The selection by APOD represented something larger than a single photograph or even a series of them. It was recognition that the work being done in Argentina, in the southern reaches of Mendoza province, met the standards of an institution that had been curating the best of human astronomical imaging for more than three decades. The images had impressed people locally and beyond. Now they had impressed NASA.
Citas Notables
The images were selected and published on APOD's Instagram, though not yet as the main Astronomy Picture of the Day on the program's website— Lucas D'Ortone
La Conversación del Hearth Otra perspectiva de la historia
What made these particular Mendoza photographs stand out enough to catch NASA's attention?
D'Ortone didn't say explicitly, but APOD looks for images that combine technical excellence with something that speaks to people—clarity, composition, the sense that you're actually seeing something real about the sky. Mendoza has some of the clearest air in Argentina, especially in the south. That matters.

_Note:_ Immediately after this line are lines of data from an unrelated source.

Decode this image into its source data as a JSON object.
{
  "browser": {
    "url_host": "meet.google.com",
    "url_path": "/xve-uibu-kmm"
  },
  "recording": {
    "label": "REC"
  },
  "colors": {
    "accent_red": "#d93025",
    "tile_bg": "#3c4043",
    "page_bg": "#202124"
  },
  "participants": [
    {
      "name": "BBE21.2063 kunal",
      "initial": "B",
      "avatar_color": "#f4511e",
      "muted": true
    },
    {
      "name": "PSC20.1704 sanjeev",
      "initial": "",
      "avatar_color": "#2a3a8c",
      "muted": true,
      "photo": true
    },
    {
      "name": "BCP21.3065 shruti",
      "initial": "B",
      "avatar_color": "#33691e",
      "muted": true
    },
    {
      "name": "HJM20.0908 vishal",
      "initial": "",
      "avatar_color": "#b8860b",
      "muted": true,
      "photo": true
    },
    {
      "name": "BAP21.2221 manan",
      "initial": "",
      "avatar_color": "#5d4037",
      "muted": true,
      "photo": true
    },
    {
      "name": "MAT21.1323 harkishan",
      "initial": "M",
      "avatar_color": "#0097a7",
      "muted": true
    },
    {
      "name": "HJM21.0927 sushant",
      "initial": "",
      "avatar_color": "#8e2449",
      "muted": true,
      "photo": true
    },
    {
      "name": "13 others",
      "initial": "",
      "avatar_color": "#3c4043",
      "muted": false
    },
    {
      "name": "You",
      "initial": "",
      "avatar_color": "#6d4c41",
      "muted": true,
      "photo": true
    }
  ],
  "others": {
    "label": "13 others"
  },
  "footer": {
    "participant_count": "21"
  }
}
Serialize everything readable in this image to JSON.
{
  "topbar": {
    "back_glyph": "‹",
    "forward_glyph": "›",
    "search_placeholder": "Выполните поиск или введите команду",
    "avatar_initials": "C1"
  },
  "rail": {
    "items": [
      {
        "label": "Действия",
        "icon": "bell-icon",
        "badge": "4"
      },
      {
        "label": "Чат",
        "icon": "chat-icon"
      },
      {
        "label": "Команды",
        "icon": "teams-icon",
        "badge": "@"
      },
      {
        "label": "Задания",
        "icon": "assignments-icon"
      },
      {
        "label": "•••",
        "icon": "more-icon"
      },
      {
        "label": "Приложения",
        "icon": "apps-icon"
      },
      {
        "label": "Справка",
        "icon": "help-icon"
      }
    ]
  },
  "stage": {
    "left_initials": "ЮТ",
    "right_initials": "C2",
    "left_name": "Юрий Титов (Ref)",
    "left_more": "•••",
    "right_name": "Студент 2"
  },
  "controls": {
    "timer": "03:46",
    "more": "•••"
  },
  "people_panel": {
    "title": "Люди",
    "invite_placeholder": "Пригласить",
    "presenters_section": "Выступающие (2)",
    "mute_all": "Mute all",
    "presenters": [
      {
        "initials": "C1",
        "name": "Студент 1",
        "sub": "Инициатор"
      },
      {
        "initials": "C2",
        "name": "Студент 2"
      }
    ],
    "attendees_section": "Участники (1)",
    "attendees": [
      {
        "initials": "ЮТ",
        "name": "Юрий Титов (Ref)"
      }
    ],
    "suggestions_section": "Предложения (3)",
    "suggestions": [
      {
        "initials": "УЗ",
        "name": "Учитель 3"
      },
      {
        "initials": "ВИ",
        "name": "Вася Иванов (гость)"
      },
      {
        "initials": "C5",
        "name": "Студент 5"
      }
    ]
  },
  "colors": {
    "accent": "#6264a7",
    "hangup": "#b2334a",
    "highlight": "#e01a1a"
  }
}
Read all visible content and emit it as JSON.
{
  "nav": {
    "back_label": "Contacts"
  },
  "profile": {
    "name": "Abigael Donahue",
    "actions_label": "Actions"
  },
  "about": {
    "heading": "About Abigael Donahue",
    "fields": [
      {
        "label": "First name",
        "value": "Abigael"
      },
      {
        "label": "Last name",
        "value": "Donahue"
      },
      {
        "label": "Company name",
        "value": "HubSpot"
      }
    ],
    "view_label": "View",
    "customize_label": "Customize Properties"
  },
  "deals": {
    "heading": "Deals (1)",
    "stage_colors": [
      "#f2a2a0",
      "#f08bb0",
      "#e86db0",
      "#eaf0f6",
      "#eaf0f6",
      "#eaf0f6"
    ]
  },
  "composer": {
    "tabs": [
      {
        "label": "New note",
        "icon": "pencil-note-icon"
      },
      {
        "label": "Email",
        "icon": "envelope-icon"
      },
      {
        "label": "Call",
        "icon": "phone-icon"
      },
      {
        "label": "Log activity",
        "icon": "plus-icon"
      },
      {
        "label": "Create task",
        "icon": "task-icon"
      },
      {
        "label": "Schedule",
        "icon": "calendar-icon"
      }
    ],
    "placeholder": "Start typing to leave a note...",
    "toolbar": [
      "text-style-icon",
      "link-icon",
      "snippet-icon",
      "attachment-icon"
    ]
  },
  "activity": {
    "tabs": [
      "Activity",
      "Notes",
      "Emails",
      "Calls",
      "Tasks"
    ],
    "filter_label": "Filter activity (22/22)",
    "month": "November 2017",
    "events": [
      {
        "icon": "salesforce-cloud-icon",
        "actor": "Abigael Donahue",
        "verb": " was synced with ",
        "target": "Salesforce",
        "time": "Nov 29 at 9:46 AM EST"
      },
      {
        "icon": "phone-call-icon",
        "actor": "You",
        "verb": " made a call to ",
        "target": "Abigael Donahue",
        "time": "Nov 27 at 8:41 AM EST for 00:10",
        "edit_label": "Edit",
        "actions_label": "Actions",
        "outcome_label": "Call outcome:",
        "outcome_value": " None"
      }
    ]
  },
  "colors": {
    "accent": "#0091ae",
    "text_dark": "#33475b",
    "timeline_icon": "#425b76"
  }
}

He was careful to distinguish between the Instagram publication and the main website feature. Why does that distinction matter?
Because APOD's main site is the official daily selection—it's the one that gets archived, studied, referenced. Instagram is broader reach but less permanent in some ways. He was being honest about where his work actually landed.
Fifteen years is a long time to be doing something before getting this kind of recognition. What sustains someone through that?
The work itself, probably. And the teaching. He's not just taking pictures in isolation. He's built a practice around sharing what he knows. That creates accountability, community, a reason to keep improving.
Do you think this changes anything for him going forward?
It validates the approach. It opens doors—more students for the workshops, more opportunities to document skies in other places. But the real work, the patient work of planning and capturing and processing, that doesn't change. If anything, it becomes more visible.